Charlie Hebdo cartoonist Corinne Rey, also known as Coco, thought she would die executed after having been pointed at by the Kouachi brothers in the January 2015 attack on the satirical newspaper, she testified on Tuesday.

On January 7, 2015, the day of the attack, she had left the weekly editorial conference to go downstairs "to smoke a cigarette" when the "two terrorists (...) emerged from the corridor calling 'Coco, Coco’,” she told the special assize court in Paris.

The hearings of the survivors of this attack, the high point of this historic trial, are due to continue in the afternoon and on Wednesday.

Shocked by Chérif and Said Kouachi, "two strong men, armed to the teeth" who told her "'We want Charlie Hebdo, we want Charb’,” she led them to the entrance of the editorial office, first mistaking the floor.

"I thought I was going to be executed here," Coco testified.

Related News

"I was devastated, I had a dazzling thought for my little girl, it was as if I was dispossessed of myself, I couldn't get anywhere. I moved towards the code and typed it in," continued the cartoonist, who still works at Charlie Hebdo.

"I felt the terrorists were getting close to their goal, I felt an excitement next to me. I was pushed inside the newsroom, I advanced like an automaton," she continued.

She then took refuge under a desk, from where she "heard what was happening, heard the shots.”

"After the shooting, there was a silence, a deadly silence," said Rey.

"I felt helpless. It's helplessness that is the hardest thing to bear in what happened. And I felt guilty," she said, but added that "the only culprits are the Islamist terrorists. The Kouachi brothers and those who helped them."

The attack on Charlie Hebdo's premises claimed 10 victims, including the emblematic cartoonists Charb, Cabu and Wolinski.

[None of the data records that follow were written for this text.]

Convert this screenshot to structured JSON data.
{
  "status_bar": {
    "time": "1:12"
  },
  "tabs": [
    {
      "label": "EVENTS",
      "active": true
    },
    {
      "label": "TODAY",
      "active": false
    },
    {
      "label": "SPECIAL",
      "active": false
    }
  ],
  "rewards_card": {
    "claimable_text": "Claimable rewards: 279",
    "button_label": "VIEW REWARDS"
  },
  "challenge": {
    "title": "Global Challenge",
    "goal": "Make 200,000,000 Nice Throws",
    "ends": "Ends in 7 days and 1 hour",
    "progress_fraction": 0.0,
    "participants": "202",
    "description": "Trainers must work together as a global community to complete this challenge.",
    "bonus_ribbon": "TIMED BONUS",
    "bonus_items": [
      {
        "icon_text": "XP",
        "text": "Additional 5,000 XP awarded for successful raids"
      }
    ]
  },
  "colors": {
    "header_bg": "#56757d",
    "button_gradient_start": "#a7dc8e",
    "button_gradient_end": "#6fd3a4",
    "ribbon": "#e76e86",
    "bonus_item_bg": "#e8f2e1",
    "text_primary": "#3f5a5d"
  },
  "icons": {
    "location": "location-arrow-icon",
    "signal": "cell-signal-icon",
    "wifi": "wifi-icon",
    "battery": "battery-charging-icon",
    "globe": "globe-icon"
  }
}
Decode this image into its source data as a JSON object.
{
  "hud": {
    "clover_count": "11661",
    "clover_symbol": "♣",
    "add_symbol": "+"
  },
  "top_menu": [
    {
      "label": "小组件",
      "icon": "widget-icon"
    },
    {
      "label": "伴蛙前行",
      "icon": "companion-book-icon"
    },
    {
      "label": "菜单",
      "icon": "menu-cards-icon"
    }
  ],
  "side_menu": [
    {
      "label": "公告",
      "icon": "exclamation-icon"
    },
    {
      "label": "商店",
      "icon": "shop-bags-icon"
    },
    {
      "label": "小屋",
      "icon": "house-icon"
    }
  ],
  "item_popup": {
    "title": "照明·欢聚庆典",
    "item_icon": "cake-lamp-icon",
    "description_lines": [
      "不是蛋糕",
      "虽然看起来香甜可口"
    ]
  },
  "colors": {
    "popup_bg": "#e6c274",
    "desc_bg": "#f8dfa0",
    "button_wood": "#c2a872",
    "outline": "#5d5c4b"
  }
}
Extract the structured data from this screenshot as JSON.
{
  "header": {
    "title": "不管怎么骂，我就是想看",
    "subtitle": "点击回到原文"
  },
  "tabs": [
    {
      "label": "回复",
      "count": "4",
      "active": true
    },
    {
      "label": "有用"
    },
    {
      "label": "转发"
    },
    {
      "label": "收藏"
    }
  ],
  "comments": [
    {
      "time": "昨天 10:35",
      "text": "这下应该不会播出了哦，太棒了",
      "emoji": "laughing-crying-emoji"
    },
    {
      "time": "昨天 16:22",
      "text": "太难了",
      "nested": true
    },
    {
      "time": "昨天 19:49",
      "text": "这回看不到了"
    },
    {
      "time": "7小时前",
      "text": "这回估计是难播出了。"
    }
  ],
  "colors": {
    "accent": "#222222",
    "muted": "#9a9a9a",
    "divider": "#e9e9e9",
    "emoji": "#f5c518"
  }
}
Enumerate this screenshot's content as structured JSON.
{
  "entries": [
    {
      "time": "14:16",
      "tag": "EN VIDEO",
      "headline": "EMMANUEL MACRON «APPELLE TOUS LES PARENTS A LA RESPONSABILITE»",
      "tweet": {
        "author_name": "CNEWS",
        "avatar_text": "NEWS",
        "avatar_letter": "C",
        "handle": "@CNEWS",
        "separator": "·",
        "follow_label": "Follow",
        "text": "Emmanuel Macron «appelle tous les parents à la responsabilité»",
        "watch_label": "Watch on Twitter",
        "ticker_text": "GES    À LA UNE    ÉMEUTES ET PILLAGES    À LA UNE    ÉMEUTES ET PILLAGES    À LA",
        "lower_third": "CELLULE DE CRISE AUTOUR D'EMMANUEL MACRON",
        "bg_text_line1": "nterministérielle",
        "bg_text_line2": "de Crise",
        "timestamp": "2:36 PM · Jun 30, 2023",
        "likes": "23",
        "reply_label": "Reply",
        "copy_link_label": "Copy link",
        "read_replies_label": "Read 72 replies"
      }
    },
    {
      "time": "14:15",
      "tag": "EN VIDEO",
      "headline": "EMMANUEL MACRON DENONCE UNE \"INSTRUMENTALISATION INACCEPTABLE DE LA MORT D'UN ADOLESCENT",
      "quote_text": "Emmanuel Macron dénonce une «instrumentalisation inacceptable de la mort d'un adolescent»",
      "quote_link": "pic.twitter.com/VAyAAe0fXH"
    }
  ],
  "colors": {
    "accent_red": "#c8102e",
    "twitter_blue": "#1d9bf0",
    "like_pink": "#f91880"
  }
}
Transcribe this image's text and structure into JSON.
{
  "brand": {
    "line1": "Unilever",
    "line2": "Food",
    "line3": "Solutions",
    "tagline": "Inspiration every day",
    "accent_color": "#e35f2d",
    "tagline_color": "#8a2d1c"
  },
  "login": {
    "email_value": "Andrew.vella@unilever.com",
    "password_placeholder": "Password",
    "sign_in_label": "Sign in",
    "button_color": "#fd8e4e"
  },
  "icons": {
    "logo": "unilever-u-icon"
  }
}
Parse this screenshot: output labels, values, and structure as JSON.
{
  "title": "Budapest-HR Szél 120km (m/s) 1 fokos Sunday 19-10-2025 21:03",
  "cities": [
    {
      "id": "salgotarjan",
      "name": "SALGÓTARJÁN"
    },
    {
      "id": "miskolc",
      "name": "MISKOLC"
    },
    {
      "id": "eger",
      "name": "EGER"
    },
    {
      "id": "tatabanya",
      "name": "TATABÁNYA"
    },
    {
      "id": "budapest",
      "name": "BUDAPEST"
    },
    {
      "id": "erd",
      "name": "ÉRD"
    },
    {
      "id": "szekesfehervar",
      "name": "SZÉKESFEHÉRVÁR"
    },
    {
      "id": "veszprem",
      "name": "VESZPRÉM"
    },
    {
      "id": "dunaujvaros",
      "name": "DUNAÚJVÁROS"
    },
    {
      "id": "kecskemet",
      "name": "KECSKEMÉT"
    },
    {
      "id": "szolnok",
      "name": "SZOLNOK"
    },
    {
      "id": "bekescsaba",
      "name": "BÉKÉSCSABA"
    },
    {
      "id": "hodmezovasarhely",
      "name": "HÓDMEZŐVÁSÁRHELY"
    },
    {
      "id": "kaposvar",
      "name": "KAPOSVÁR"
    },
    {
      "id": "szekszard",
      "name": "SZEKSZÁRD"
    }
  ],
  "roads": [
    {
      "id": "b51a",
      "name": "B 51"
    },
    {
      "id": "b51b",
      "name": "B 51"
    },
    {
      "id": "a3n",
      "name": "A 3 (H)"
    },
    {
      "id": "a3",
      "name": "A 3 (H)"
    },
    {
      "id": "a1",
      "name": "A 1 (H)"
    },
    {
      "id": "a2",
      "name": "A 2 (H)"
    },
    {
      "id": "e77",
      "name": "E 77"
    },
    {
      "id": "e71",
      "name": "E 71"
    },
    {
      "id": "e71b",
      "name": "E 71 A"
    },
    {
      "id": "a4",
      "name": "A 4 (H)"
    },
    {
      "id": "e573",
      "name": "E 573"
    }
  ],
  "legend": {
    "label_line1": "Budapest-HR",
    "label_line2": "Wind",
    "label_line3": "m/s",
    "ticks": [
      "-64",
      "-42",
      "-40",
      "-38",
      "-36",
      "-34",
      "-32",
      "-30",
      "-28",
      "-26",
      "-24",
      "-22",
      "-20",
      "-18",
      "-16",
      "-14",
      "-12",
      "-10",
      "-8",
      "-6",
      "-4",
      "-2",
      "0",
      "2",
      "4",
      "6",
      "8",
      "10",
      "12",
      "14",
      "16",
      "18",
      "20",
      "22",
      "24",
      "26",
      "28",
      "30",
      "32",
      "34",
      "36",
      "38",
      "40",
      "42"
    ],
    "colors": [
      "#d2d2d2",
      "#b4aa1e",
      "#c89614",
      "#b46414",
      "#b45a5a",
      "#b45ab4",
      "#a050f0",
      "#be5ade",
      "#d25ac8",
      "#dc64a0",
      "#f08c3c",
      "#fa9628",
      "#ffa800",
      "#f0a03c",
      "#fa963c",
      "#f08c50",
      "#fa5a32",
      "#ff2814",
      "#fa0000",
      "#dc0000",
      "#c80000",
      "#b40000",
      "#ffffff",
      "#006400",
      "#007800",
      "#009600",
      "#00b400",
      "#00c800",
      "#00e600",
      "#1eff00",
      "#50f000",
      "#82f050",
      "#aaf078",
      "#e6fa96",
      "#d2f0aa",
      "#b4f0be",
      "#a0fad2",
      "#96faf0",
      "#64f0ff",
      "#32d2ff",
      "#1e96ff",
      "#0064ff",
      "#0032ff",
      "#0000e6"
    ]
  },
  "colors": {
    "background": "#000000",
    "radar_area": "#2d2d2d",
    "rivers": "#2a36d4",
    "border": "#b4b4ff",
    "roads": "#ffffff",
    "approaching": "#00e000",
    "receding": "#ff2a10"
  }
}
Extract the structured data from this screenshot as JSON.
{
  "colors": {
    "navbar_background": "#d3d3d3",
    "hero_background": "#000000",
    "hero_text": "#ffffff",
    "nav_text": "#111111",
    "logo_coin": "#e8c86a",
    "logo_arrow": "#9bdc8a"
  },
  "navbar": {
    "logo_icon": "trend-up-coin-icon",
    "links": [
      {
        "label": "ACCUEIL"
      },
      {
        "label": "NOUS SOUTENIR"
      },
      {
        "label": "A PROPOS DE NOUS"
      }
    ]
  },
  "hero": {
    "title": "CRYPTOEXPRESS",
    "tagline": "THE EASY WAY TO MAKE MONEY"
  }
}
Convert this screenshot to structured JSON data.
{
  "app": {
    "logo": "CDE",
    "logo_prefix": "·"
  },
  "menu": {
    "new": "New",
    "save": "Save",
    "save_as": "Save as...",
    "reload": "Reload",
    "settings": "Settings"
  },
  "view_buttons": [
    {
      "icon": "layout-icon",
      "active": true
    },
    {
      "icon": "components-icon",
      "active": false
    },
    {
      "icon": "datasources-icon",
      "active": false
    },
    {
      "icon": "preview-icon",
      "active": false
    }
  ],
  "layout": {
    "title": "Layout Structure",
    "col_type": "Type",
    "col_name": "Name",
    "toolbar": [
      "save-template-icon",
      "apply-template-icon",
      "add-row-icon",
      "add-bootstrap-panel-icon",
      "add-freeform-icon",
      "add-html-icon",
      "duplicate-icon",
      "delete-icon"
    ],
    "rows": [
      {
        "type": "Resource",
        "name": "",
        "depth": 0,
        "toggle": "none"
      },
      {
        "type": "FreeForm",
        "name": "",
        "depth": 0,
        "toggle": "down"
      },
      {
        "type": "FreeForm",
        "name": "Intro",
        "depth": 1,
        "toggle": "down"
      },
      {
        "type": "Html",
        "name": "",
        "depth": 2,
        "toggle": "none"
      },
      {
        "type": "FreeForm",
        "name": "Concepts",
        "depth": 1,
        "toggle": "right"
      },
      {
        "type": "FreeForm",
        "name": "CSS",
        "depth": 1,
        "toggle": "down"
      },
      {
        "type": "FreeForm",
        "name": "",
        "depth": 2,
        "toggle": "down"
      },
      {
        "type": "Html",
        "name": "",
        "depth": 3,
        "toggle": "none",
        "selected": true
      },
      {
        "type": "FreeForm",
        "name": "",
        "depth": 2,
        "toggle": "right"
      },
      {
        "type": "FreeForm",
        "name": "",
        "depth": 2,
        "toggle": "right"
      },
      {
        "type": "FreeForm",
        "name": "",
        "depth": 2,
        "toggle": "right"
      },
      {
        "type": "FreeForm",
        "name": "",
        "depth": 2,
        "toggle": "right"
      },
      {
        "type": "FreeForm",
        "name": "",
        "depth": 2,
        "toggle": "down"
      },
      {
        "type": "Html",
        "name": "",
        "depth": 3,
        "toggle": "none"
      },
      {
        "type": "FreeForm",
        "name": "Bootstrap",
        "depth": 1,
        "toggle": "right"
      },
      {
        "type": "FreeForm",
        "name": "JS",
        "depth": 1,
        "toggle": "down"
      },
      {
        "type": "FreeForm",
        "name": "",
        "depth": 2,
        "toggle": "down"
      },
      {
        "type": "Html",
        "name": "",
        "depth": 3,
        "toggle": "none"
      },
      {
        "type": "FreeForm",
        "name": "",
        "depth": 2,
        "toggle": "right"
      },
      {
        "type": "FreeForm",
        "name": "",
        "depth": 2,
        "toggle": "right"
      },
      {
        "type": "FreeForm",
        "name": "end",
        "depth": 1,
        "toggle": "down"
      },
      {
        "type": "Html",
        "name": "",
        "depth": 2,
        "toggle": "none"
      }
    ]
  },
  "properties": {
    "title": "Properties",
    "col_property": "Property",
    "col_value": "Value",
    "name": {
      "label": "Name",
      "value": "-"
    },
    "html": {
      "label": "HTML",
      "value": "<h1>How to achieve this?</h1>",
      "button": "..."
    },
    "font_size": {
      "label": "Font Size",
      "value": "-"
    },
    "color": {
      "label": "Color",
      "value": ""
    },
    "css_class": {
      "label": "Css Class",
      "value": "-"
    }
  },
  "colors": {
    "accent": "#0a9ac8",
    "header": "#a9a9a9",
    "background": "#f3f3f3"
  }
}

Fourteen people are being prosecuted before the assize court for their logistical support to the perpetrators of the attacks against Charlie Hebdo, a policewoman from Montrouge and the Hyper Cacher shop. Three of them are being tried in absentia.

The attacks, which marked the beginning of a bloody series of jihadist attacks, left 17 people dead and sowed fear in France and around the world.